Aliment Pharmacol Ther. 1997 Feb;11(1):69-79.
NO-naproxen vs. naproxen: ulcerogenic, analgesic and anti-inflammatory effects.
Davies NM, Roseth AG, Appleyard CB, McKnight W, Del Soldato P, Calignano A, Cirino G, Wallace JL. Intestinal Disease Research Unit, Faculty of Medicine, University of Calgary, Alberta, Canada.

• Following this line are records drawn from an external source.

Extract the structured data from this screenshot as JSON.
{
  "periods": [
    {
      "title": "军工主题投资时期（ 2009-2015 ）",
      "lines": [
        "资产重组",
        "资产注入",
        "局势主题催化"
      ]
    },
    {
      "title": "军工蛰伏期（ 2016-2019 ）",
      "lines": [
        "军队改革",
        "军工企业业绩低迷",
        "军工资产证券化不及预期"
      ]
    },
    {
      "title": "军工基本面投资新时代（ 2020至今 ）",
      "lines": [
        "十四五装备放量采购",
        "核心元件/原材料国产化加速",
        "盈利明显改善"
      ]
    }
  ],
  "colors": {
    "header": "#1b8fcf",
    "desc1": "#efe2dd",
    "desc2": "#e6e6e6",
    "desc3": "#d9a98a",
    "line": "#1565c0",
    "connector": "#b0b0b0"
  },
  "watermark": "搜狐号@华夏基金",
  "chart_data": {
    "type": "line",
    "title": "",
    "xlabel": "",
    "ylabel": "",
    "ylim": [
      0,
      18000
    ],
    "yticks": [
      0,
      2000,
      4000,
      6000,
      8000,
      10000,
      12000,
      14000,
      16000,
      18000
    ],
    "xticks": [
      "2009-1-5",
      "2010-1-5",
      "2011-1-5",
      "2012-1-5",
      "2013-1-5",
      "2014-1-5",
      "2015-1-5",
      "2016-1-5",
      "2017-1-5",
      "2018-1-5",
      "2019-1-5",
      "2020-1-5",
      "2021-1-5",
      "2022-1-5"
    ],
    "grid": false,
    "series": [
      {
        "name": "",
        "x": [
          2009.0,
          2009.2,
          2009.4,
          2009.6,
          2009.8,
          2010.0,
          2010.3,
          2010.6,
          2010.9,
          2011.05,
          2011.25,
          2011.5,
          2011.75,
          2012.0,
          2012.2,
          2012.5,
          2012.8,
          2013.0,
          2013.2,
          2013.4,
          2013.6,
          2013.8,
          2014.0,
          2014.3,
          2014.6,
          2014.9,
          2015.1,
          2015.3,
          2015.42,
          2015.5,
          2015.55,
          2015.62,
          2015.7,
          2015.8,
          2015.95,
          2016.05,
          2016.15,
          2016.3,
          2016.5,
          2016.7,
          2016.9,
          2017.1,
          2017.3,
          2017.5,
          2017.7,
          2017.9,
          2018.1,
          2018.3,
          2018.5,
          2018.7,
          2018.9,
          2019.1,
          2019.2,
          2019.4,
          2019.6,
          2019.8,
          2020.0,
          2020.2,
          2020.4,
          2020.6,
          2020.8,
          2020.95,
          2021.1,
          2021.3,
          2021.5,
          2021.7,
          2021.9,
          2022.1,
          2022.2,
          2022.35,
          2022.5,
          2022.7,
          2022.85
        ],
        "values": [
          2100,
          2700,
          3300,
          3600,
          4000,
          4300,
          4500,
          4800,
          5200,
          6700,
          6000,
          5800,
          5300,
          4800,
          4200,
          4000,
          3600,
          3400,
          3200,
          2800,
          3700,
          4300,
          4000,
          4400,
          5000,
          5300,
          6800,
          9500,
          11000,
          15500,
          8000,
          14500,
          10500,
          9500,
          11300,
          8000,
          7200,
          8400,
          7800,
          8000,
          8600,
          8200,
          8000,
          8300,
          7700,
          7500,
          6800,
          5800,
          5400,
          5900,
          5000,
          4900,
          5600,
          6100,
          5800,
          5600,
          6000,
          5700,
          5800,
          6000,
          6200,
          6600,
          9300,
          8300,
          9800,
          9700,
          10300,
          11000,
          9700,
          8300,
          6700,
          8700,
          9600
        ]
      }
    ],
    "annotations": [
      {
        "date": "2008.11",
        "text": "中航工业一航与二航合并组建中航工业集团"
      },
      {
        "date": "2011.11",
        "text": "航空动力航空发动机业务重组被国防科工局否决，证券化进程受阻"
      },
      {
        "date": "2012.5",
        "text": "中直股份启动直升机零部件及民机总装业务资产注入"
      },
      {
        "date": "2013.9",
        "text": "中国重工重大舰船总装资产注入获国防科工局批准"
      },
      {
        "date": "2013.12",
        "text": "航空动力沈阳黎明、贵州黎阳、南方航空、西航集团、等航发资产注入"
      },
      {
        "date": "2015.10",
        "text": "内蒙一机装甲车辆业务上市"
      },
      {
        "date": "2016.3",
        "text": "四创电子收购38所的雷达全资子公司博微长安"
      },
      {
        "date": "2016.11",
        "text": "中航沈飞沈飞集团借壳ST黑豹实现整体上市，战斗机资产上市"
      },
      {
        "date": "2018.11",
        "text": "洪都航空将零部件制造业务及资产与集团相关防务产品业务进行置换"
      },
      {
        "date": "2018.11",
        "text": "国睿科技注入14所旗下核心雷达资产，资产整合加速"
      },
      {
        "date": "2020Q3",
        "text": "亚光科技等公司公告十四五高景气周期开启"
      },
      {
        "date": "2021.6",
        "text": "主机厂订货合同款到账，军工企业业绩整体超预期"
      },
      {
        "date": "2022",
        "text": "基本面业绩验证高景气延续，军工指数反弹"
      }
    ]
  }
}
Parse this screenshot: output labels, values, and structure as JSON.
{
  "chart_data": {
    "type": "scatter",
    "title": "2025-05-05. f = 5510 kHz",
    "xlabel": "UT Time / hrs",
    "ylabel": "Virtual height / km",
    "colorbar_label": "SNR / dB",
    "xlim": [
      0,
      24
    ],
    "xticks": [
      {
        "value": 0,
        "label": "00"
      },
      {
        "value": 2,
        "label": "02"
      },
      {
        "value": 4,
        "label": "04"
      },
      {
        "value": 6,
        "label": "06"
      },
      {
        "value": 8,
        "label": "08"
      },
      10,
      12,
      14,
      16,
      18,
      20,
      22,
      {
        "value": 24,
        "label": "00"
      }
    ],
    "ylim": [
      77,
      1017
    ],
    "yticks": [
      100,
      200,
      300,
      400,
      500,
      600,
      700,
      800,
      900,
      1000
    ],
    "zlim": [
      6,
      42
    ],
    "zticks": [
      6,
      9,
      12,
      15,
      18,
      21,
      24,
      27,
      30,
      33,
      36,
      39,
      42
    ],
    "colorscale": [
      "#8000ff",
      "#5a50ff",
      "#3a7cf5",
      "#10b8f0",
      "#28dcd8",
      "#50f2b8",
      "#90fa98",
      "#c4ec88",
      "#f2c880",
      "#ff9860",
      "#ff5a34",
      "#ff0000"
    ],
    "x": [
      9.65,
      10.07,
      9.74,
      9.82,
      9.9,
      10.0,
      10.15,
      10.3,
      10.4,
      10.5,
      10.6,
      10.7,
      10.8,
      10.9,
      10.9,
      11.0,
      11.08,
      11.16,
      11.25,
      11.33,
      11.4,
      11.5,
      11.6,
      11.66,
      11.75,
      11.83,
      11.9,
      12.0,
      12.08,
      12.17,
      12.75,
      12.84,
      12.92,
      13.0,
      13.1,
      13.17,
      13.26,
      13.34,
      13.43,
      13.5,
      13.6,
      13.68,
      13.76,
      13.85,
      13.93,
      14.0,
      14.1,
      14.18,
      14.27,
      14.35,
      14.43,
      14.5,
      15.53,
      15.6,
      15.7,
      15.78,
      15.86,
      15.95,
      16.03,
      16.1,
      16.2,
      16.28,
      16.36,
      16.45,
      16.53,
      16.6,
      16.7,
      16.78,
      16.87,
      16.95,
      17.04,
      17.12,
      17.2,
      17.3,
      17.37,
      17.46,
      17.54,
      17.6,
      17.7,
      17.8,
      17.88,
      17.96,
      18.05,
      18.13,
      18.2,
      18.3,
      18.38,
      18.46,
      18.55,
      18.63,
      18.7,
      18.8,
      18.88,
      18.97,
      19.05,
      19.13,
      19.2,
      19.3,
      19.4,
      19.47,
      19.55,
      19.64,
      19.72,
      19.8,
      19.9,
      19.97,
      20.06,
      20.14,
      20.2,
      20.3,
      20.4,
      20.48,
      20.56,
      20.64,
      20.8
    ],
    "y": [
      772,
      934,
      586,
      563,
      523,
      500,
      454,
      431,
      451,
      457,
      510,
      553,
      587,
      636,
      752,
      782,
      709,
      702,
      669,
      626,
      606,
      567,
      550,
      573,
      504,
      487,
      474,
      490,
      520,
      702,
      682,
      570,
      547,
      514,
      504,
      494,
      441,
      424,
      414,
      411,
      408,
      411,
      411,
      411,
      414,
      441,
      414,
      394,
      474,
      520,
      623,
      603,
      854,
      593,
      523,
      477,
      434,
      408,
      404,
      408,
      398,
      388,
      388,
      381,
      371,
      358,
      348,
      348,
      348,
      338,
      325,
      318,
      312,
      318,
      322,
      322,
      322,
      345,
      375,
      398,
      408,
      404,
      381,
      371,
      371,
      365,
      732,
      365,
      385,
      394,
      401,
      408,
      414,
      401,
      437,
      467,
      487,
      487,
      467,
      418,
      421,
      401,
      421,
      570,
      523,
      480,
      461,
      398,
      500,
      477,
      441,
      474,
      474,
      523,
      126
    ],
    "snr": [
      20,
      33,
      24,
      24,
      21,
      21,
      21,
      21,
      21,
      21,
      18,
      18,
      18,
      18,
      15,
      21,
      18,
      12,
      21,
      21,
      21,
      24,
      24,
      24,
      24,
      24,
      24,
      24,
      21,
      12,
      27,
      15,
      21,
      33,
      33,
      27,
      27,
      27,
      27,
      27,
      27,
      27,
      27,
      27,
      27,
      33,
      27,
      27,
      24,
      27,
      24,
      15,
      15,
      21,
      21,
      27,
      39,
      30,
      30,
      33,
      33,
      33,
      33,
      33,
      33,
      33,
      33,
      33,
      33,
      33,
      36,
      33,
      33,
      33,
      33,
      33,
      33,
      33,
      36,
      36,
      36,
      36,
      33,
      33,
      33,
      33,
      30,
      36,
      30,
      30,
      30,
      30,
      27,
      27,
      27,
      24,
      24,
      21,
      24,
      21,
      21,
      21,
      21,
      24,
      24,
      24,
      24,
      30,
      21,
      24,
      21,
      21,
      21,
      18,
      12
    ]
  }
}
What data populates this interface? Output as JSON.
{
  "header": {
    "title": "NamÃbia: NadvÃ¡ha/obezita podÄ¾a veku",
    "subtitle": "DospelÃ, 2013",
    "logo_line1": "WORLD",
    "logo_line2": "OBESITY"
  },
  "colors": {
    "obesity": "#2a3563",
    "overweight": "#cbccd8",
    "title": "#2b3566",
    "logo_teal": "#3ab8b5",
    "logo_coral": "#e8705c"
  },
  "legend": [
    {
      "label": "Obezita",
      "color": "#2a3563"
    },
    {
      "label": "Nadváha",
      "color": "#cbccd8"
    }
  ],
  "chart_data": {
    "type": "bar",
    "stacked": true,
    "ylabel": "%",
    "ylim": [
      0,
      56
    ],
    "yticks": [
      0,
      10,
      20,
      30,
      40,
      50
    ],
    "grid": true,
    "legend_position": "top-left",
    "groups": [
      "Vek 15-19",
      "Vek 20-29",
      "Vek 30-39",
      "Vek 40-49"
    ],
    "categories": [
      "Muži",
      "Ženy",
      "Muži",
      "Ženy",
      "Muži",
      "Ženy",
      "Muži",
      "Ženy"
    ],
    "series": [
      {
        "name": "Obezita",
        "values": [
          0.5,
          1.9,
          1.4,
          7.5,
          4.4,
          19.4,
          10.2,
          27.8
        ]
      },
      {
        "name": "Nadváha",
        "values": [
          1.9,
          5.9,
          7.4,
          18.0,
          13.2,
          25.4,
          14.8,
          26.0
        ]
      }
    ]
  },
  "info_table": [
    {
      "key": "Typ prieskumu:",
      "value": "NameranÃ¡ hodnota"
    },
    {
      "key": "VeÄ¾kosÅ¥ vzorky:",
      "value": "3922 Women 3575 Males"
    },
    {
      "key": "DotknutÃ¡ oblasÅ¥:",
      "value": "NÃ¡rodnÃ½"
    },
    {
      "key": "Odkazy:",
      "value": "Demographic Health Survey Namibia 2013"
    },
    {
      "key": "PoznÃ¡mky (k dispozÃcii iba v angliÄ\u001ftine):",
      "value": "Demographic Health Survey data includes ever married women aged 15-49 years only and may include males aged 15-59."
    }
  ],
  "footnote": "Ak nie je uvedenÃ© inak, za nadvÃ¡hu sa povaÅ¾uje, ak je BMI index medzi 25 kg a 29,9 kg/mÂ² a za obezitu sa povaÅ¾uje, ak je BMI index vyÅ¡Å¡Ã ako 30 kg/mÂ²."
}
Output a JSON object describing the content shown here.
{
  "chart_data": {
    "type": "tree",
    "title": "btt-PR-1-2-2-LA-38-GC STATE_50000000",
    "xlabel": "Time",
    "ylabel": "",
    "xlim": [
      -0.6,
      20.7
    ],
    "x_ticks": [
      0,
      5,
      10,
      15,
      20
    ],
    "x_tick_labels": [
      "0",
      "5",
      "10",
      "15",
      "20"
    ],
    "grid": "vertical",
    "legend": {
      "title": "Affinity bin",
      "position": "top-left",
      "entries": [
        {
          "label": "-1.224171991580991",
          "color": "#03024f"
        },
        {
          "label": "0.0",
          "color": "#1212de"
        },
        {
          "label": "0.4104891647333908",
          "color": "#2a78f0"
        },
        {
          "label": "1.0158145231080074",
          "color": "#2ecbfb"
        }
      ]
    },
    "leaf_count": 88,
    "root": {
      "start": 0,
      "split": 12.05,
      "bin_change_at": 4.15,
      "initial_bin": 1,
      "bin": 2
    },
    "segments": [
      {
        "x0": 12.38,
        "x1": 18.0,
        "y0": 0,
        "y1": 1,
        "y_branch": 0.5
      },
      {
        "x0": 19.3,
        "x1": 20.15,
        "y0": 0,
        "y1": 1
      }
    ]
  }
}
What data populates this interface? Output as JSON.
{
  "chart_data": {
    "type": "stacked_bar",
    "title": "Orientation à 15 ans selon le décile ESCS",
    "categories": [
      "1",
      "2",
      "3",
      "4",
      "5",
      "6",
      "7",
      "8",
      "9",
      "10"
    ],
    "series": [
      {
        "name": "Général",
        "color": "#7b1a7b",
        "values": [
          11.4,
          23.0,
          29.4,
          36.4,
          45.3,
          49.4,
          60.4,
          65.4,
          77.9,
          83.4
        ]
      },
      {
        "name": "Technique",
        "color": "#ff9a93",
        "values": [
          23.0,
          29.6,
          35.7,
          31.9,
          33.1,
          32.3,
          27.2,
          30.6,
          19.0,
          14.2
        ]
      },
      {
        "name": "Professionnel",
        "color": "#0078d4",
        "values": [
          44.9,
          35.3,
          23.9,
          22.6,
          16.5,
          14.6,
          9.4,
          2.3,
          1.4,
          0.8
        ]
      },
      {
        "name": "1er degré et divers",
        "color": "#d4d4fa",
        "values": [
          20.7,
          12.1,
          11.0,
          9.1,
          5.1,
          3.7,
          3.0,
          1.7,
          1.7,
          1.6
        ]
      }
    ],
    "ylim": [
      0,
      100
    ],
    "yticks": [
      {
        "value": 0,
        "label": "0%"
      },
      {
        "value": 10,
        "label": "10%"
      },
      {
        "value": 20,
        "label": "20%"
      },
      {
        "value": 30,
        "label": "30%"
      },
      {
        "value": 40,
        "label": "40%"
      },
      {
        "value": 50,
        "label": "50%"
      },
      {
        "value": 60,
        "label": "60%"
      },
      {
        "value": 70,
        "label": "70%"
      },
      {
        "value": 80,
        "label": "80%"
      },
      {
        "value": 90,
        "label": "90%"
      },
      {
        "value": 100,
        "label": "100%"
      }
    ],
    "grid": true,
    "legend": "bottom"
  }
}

BACKGROUND: A novel class of nitric oxide-releasing nonsteroidal anti-inflammatory drug (NO-NSAID) derivatives has recently been described which exert anti-inflammatory activities but produce significantly less gastrointestinal injury than the parent NSAID from which they are derived. The present studies were performed to determine if a nitroxybutylester derivative of naproxen was less ulcerogenic to the gastrointestinal tract than its parent NSAID, and if it exerted comparable analgesic and anti-inflammatory properties to the parent NSAID. METHODS: The two drugs were compared in an acute gastric injury model, an antral ulcer model and after twice-daily administration for 18 days (small intestinal damage model). Anti-inflammatory activity was examined in the carrageenan-induced paw oedema model, while analgesia was examined in the acetic acid-induced writhing model. The pharmacokinetic profiles of naproxen vs. NO-naproxen were compared by HPLC analysis. RESULTS: NO-naproxen was found to produce significantly less gastric damage despite inducing similar increases in plasma TNF alpha to naproxen. With chronic administration, small intestinal damage was markedly less with NO-naproxen than with the parent NSAID. However, NO-naproxen exerted superior analgesic and comparable anti-inflammatory effects to naproxen. NO-naproxen was not completely converted to naproxen, but the reduced plasma levels of the latter was not the underlying reason for reduced gastrointestinal toxicity of NO-naproxen. CONCLUSION: NO-naproxen represents a novel, gastrointestinal-sparing NSAID derivative with superior analgesic and comparable anti-inflammatory properties to naproxen.